Aujourd’hui j’envisage de découvrir un nouveau domaine au sein du Crédit Agricole de La Réunion. Je suis persuadée que plus on change d’environnement, d’activité, d’équipe, plus on développe des capacités d’adaptation et on apprend sur soi-même. Changer régulièrement c’est donc aussi un chemin qui apporte plus de sérénité au travail. Et qui sait, peut-être saisir une nouvelle occasion de mobilité si elle se présentait dans quelques années.

* Quels conseils donneriez-vous aux Réunionnais qui souhaiteraient rentrer sur l’île après une mobilité ?

Mon premier conseil serait de ne pas vouloir rentrer tout de suite après le diplôme, mais de forger ses armes en travaillant quelques années hors de l’île afin de consolider son CV. Et d’en profiter pour visiter tout ce qu’on peut !

Le second c’est de bien réfléchir à ses motivations. Choisir c’est toujours renoncer à quelque chose. Bien des aspects de La Réunion peuvent nous manquer lorsque l’on n’y vit plus. Mais il faut faire un choix qui n’injurie pas l’avenir. Si votre souhait est de faire une carrière internationale, ne négligez pas d’autres opportunités que La Réunion. Une fois sur l’île il devient plus difficile de poursuivre ce projet à moyen terme, sauf à intégrer un grand groupe lui-même implanté à l’étranger. Alors peut-être faut-il vivre les expériences qu’on souhaite avant de revenir s’installer sur l’île. La vie professionnelle est longue, on a le temps de rentrer !

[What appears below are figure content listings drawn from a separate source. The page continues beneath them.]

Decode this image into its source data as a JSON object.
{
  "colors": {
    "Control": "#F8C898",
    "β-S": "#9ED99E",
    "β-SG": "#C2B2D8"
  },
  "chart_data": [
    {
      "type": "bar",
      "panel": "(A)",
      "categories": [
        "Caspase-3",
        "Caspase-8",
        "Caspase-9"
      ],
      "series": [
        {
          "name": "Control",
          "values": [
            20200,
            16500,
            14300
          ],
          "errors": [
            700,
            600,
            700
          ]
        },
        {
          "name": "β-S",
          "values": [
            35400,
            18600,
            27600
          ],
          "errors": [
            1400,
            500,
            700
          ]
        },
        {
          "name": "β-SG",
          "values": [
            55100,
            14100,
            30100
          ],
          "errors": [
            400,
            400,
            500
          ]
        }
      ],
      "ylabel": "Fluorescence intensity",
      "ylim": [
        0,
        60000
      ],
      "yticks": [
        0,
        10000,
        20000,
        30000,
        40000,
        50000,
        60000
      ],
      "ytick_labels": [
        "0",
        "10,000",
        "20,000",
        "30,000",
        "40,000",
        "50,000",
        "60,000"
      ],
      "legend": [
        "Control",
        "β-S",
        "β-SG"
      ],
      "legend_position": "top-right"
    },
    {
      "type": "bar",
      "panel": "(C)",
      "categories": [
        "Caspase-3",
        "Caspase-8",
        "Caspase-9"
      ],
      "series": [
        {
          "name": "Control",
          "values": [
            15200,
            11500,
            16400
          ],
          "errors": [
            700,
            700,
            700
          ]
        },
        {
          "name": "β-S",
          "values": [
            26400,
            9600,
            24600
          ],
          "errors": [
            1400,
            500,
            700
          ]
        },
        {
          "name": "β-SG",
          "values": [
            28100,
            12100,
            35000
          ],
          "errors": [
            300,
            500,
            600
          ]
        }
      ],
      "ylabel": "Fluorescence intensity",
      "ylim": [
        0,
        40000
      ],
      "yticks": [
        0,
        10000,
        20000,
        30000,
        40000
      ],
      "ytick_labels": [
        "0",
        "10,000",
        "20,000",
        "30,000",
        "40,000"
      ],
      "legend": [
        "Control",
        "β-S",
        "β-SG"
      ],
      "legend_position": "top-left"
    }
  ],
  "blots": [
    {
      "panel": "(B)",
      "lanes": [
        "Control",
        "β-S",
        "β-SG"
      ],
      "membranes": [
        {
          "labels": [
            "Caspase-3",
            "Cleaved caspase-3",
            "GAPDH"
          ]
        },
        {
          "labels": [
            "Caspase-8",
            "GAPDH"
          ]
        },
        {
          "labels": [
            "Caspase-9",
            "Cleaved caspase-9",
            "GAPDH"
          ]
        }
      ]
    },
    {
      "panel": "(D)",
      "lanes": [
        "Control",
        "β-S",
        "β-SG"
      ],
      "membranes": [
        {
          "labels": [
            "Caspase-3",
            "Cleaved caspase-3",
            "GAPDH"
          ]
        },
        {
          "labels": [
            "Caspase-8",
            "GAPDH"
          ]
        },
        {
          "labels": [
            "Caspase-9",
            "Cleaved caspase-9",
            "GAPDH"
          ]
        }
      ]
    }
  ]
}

Il faut donc déterminer le bon moment pour rentrer et s’y préparer en amont. En fonction du profil et de sa spécialisation, se renseigner sur l’état du marché dans son domaine. La difficulté est vraiment de trouver le bon timing… Trop vite après le diplôme peut se révéler trop tôt. Mais après plusieurs années passées ailleurs, si le CV est de très bon niveau et que les expériences sont très riches, il faut avoir conscience que la taille du marché de l’emploi sur l’île n’offre pas énormément d’opportunités pour les postes d’encadrement supérieur. Parfois une spécialisation va répondre à un besoin d’expertise qui se présente à un temps T. Parfois un profil plus polyvalent permettra de prospecter de manière plus large. Il y a une part de bonne étoile aussi dans les opportunités qui se présentent…

Enfin, je crois que pour un recruteur, à compétences égales, le fait d’avoir un candidat qui à ses attaches sur l’île est indéniablement un plus : cela consolide l’idée d’un projet mûri et minore un peu le risque d’un nouveau collaborateur qui finalement ne s’adapte pas à la vie ici et repart rapidement.